Leik didn't finish last. She finished 30th, and her teammates, who helped support and motivate Leik throughout the process, hugged her when she crossed the finish line.

"I learned that I need to be grateful for what I have because after I had to stop running, I realized how much running and my team meant to me," said Leik, who wants to run all of the team's remaining races in hopes of returning to all-star form. "Without them, I wouldn't have had the motivation to make it back this season."

RECORD-BREAKING MADDIES >> Elsewhere in Division II, a pair of all-stars have been rewriting the history books in September. Eastern York's Maddie McLain and Kennard-Dale's Maddie Ferner both broke course records this month.
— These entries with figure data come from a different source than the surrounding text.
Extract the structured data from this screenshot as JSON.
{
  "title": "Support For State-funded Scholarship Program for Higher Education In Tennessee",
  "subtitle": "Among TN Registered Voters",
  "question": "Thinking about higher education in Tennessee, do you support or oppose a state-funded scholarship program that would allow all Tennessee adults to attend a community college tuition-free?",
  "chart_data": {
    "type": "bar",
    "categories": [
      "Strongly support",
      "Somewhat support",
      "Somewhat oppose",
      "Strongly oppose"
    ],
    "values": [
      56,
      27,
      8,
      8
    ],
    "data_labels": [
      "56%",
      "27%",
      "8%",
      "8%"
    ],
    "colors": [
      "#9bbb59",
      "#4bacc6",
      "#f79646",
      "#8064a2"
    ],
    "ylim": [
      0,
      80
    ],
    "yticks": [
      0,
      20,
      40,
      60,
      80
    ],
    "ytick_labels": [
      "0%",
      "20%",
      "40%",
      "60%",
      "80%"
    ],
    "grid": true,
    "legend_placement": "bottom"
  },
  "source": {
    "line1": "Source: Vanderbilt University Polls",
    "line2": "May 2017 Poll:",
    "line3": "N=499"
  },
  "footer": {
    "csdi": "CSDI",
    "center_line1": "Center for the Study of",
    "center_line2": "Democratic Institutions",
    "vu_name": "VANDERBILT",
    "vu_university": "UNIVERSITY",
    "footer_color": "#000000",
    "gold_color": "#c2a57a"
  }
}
McLain blazed a new course record at Reservoir Hill, finishing in 20:14.5, then a week later, the sophomore broke Kady Shrann's previous course record at Delone Catholic by more than five seconds.

Ferner also bumped Shrann's name off the record book, when she broke the former York Catholic standout's course record at Kennard-Dale by 36 seconds.

DIVISION I TITLE COULD COME DOWN TO THE WIRE >> With Red Lion and Central York tied atop the division and Dallastown lurking just a half step behind, the division title could come down to an Oct. 13 race at Central.

"It will be an exciting race, and it's going to come down to which team is best prepared and rises to the challenge," Lions head coach Nate Stetter said. "We haven't discussed it at this point because it's a few weeks away, but I am sure the girls have it circled on the calendar."